“Ölenler ölümü bilmez, ölüm kalanlar içindir.”Kimindi söz anımsamıyorum. Birden dilimin ucuna geldi ölüm haberini okuyunca gazetede. Ölüm… İnsanın üstesinden gelemediği, zamanını seçemediği yaşamın en acılı, son büyük gerçeği. Kim olursa olsun, yaşı ne olursa olsun, içten içe sezse de kimsenin kabullenemediği, ama katlanmak zorunda kaldığı bir olgu. Sıralısı olur mu ölümün? Herkesin kendini hazırladığı bir ölümde bile, ölümün gerçekleştiği an sırasızdır, sarsıcıdır. Böylesine beklenmedik bir ölümde ise bu sarsıntı iliklerine dek üşütüyor insanı…”
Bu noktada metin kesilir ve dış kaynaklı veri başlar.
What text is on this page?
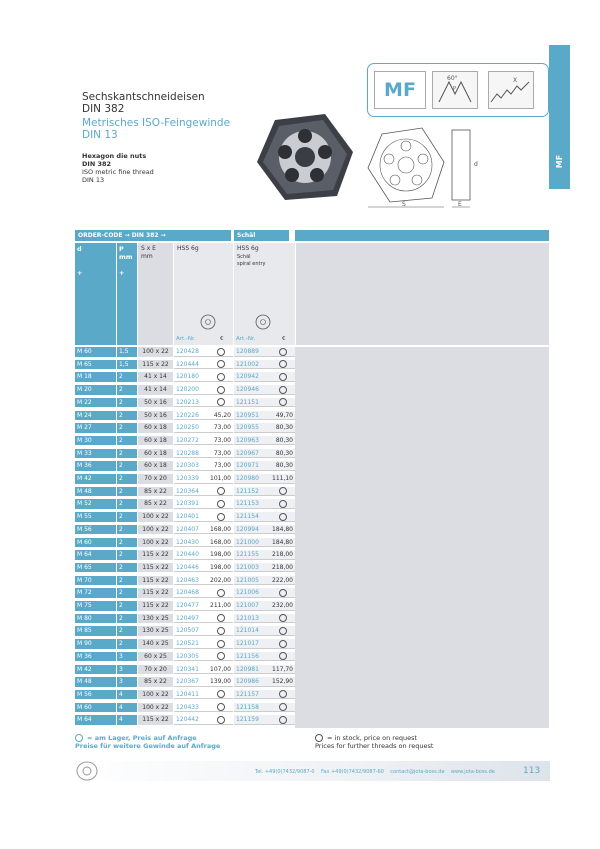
MF
Sechskantschneideisen
DIN 382
Metrisches ISO-Feingewinde
DIN 13
Hexagon die nuts
DIN 382
ISO metric fine thread
DIN 13
MF
60°
P
X
S	E
d
ORDER-CODE → DIN 382 →	Schäl
d
+
P
mm
+
S x E
mm
HSS 6g
Art.-Nr.	€
HSS 6g
Schäl
spiral entry
Art.-Nr.	€
M 60	1,5	100 x 22	120428	120889
M 65	1,5	115 x 22	120444	121002
M 18	2	41 x 14	120180	120942
M 20	2	41 x 14	120200	120946
M 22	2	50 x 16	120213	121151
M 24	2	50 x 16	120226	45,20 120951	49,70
M 27	2	60 x 18	120250	73,00 120955	80,30
M 30	2	60 x 18	120272	73,00 120963	80,30
M 33	2	60 x 18	120288	73,00 120967	80,30
M 36	2	60 x 18	120303	73,00 120971	80,30
M 42	2	70 x 20	120339	101,00 120980	111,10
M 48	2	85 x 22	120364	121152
M 52	2	85 x 22	120391	121153
M 55	2	100 x 22	120401	121154
M 56	2	100 x 22	120407	168,00 120994	184,80
M 60	2	100 x 22	120430	168,00 121000	184,80
M 64	2	115 x 22	120440	198,00 121155	218,00
M 65	2	115 x 22	120446	198,00 121003	218,00
M 70	2	115 x 22	120463	202,00 121005	222,00
M 72	2	115 x 22	120468	121006
M 75	2	115 x 22	120477	211,00 121007	232,00
M 80	2	130 x 25	120497	121013
M 85	2	130 x 25	120507	121014
M 90	2	140 x 25	120521	121017
M 36	3	60 x 25	120305	121156
M 42	3	70 x 20	120341	107,00 120981	117,70
M 48	3	85 x 22	120367	139,00 120986	152,90
M 56	4	100 x 22	120411	121157
M 60	4	100 x 22	120433	121158
M 64	4	115 x 22	120442	121159
= am Lager, Preis auf Anfrage
Preise für weitere Gewinde auf Anfrage
= in stock, price on request
Prices for further threads on request
Tel. +49(0)7432/9087-0    Fax +49(0)7432/9087-60    contact@jota-boss.de    www.jota-boss.de	113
Diye devam edip gidiyor alıntı.

 Acaba bir gün alıntısız yazılar yazabilecek miyim? Ben de birilerini referans göstermeden güzel sözler edebilecek miyim? Şimdi yazma eyleminin için de olunca yeni sorunsalım bu. Sorular ekseninde dönüp duruyor düşüncelerim. Duygularım da onlara eşlik ediyor.
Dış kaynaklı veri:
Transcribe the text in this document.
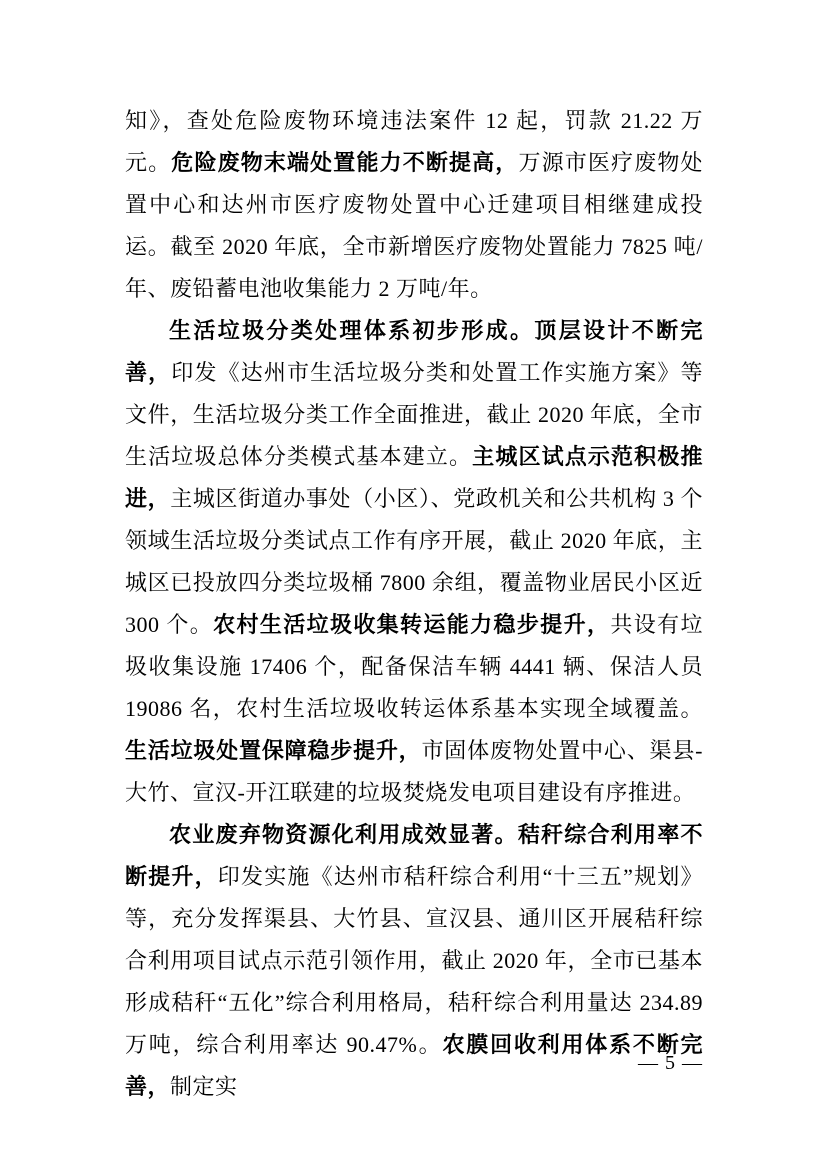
知》，查处危险废物环境违法案件 12 起，罚款 21.22 万元。危险废物末端处置能力不断提高，万源市医疗废物处置中心和达州市医疗废物处置中心迁建项目相继建成投运。截至 2020 年底，全市新增医疗废物处置能力 7825 吨/年、废铅蓄电池收集能力 2 万吨/年。

生活垃圾分类处理体系初步形成。顶层设计不断完善，印发《达州市生活垃圾分类和处置工作实施方案》等文件，生活垃圾分类工作全面推进，截止 2020 年底，全市生活垃圾总体分类模式基本建立。主城区试点示范积极推进，主城区街道办事处（小区）、党政机关和公共机构 3 个领域生活垃圾分类试点工作有序开展，截止 2020 年底，主城区已投放四分类垃圾桶 7800 余组，覆盖物业居民小区近 300 个。农村生活垃圾收集转运能力稳步提升，共设有垃圾收集设施 17406 个，配备保洁车辆 4441 辆、保洁人员 19086 名，农村生活垃圾收转运体系基本实现全域覆盖。生活垃圾处置保障稳步提升，市固体废物处置中心、渠县-大竹、宣汉-开江联建的垃圾焚烧发电项目建设有序推进。

农业废弃物资源化利用成效显著。秸秆综合利用率不断提升，印发实施《达州市秸秆综合利用“十三五”规划》等，充分发挥渠县、大竹县、宣汉县、通川区开展秸秆综合利用项目试点示范引领作用，截止 2020 年，全市已基本形成秸秆“五化”综合利用格局，秸秆综合利用量达 234.89 万吨，综合利用率达 90.47%。农膜回收利用体系不断完善，制定实

— 5 —
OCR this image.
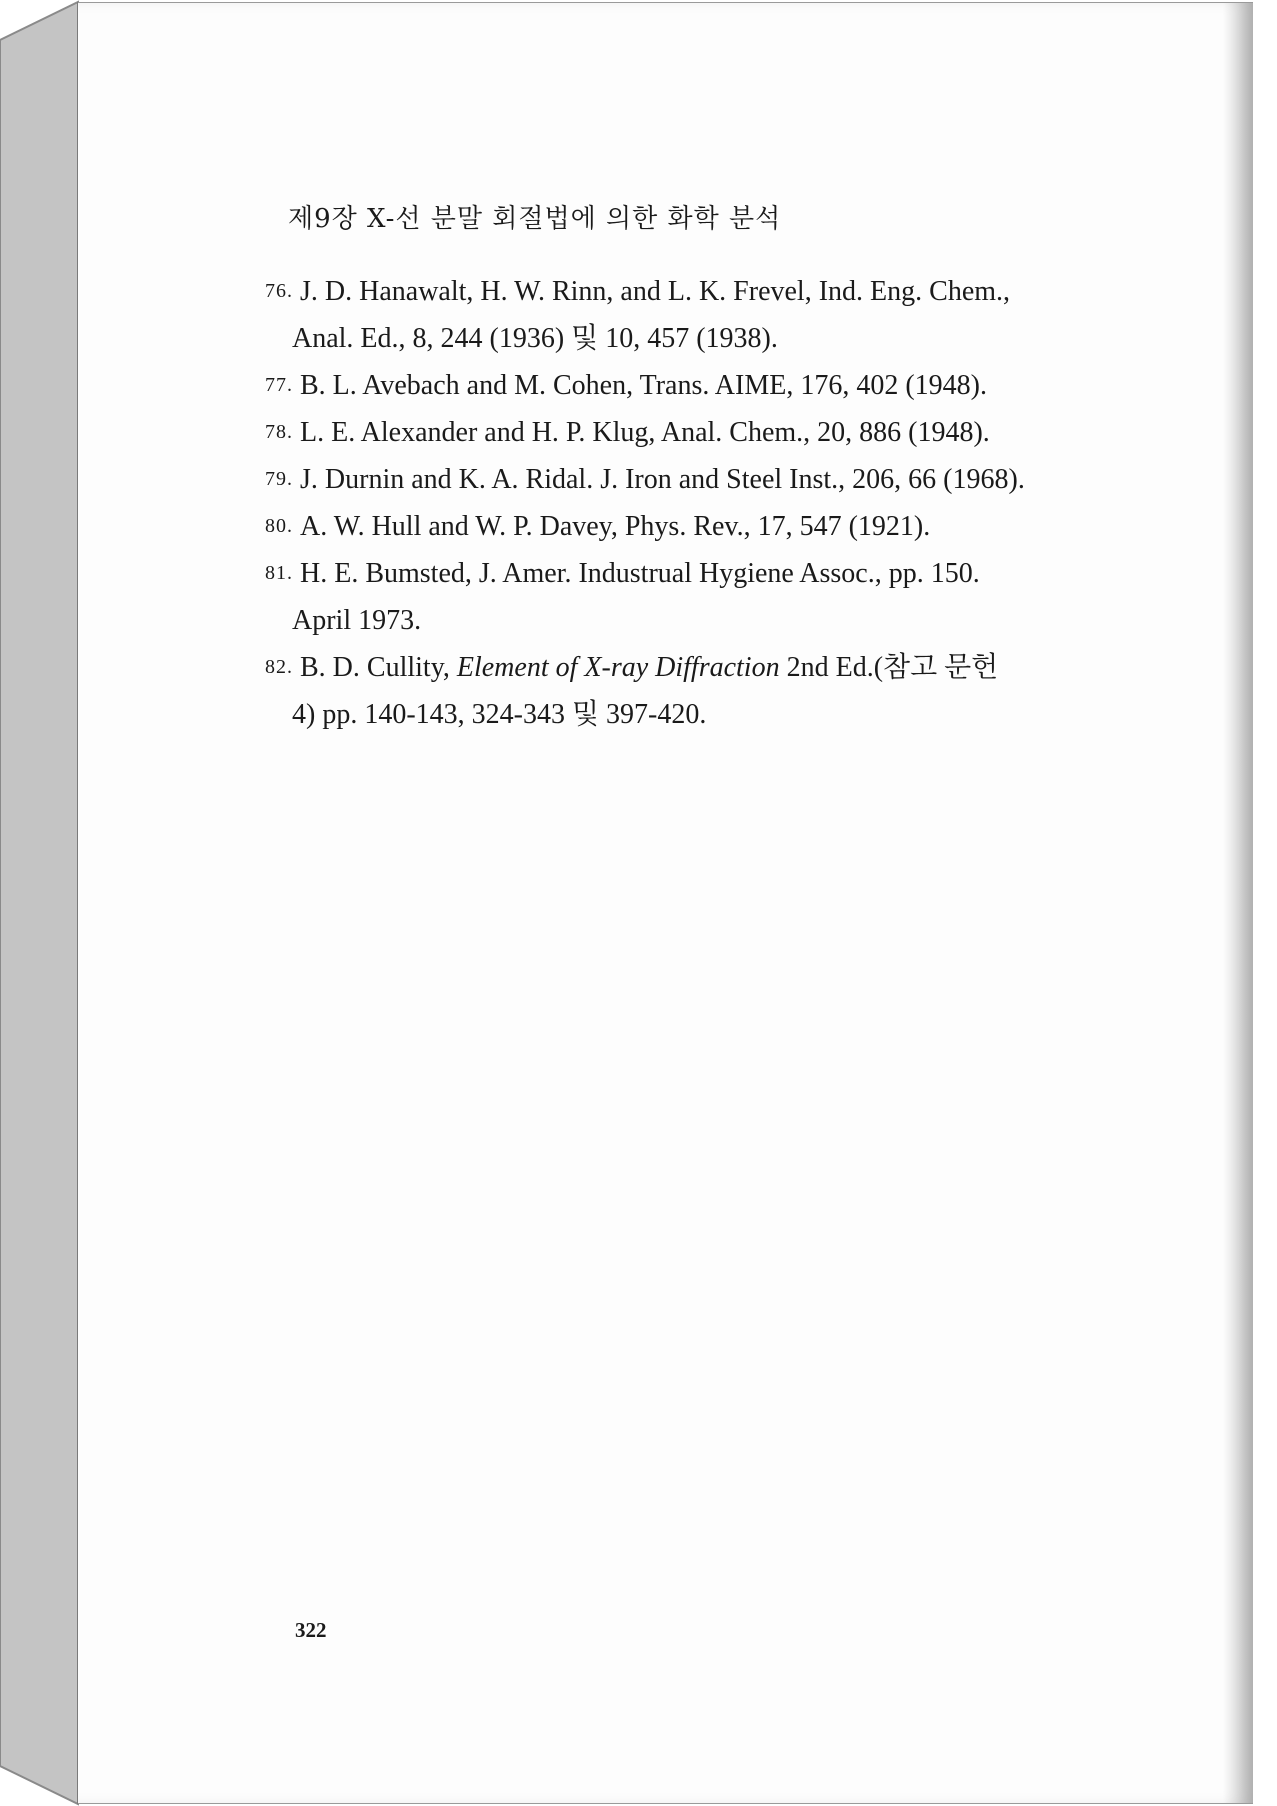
제9장 X-선 분말 회절법에 의한 화학 분석
76. J. D. Hanawalt, H. W. Rinn, and L. K. Frevel, Ind. Eng. Chem.,

Anal. Ed., 8, 244 (1936) 및 10, 457 (1938).
77. B. L. Avebach and M. Cohen, Trans. AIME, 176, 402 (1948).
78. L. E. Alexander and H. P. Klug, Anal. Chem., 20, 886 (1948).
79. J. Durnin and K. A. Ridal. J. Iron and Steel Inst., 206, 66 (1968).
80. A. W. Hull and W. P. Davey, Phys. Rev., 17, 547 (1921).
81. H. E. Bumsted, J. Amer. Industrual Hygiene Assoc., pp. 150.

April 1973.
82. B. D. Cullity, Element of X-ray Diffraction 2nd Ed.(참고 문헌

4) pp. 140-143, 324-343 및 397-420.
322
Söz yine dönüp dolaşıyor ölüme geliyor…

Da diyebilirim ya da sözü biçimsel kaygılara kaydırabilirim. Şöyle ki; yazdığım yazıları zaman zaman bir kalıba sokmaya çalışıyorum. Günce mi, Deneme mi, Söyleşi mi ya da ne bileyim gittikçe genişleyen sınırlar dâhilinde kısa Öykü mü? Gibi gibi deli sorular beynimi kurcalıyor. Sonra vazgeçiyorum zorlamaktan.
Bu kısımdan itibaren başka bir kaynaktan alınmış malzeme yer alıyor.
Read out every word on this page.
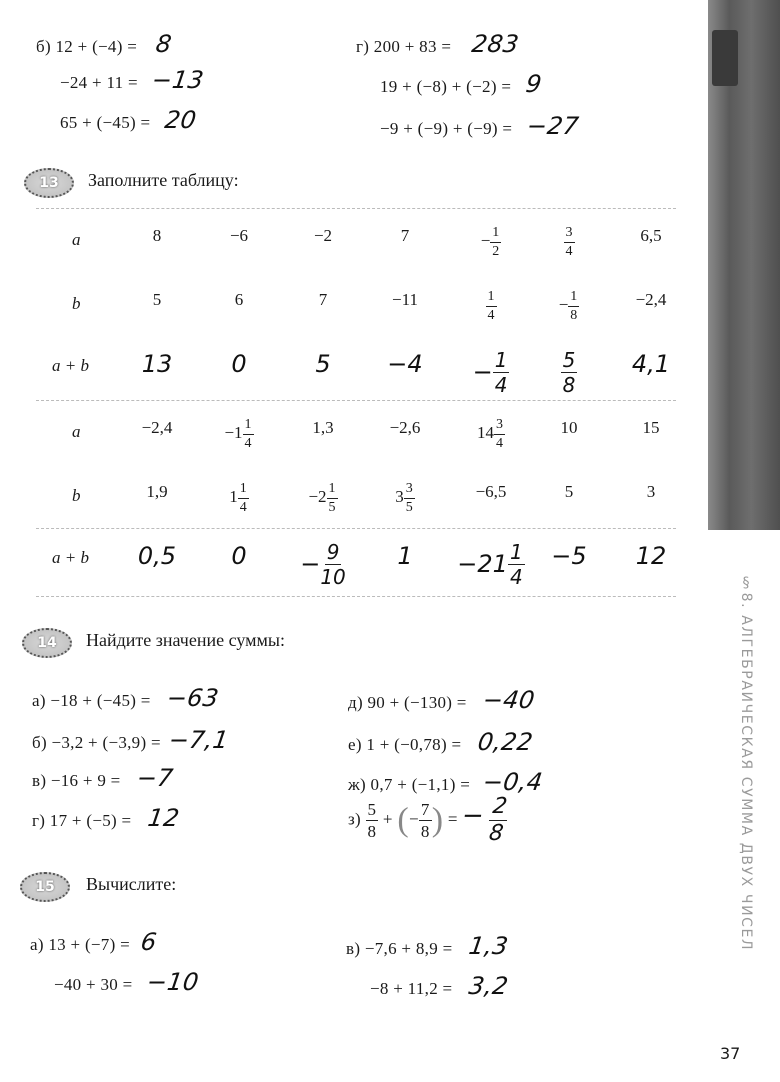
б) 12 + (−4) = 8
−24 + 11 = −13
65 + (−45) = 20
г) 200 + 83 = 283
19 + (−8) + (−2) = 9
−9 + (−9) + (−9) = −27
13	Заполните таблицу:
a	8	−6	−2	7	− $\frac{1}{2}$	$\frac{3}{4}$	6,5
b	5	6	7	−11	$\frac{1}{4}$	− $\frac{1}{8}$	−2,4
a + b	13	0	5	−4	− $\frac{1}{4}$	$\frac{5}{8}$	4,1
a	−2,4	$-1 \frac{1}{4}$	1,3	−2,6	$14 \frac{3}{4}$	10	15
b	1,9	$1 \frac{1}{4}$	$-2 \frac{1}{5}$	$3 \frac{3}{5}$	−6,5	5	3
a + b	0,5	0	− $\frac{9}{10}$	1	$-21 \frac{1}{4}$	−5	12
14	Найдите значение суммы:
а) −18 + (−45) = −63
б) −3,2 + (−3,9) = −7,1
в) −16 + 9 = −7
г) 17 + (−5) = 12
д) 90 + (−130) = −40
е) 1 + (−0,78) = 0,22
ж) 0,7 + (−1,1) = −0,4
$з) \frac{5}{8}$ + (− $\frac{7}{8}$ ) = − $\frac{2}{8}$
15	Вычислите:
а) 13 + (−7) = 6
−40 + 30 = −10
в) −7,6 + 8,9 = 1,3
−8 + 11,2 = 3,2
§8. АЛГЕБРАИЧЕСКАЯ СУММА ДВУХ ЧИСЕЛ
37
Yine ölüme gelip dayanıyor söz. Evet, gündemimde her zaman var olan ve bugün gerçekleşmiş olan olgu. Oğlumu kaybetme korkusunu çok yoğun yaşadığım bir dönem ( çok uzun yıllar önce) haberleri izlememe kararı almışım. Karardan haberim var, çünkü ben aldım. Fakat kararın nedenini ancak psikoloğum söylediğin de ayırdına vardım. “Nerden biliyorsun oğlunun ölümünün haberlerde çıkacağını? “ demişti de o zaman uyanmıştım.

Evet, işte böyle bir şey! Her şey oğlumu anımsatıyor bana. Ne çok anı biriktirmişiz şu kısacık yaşamında kuzumun.Şimdilik,anılar için şükürler olsun!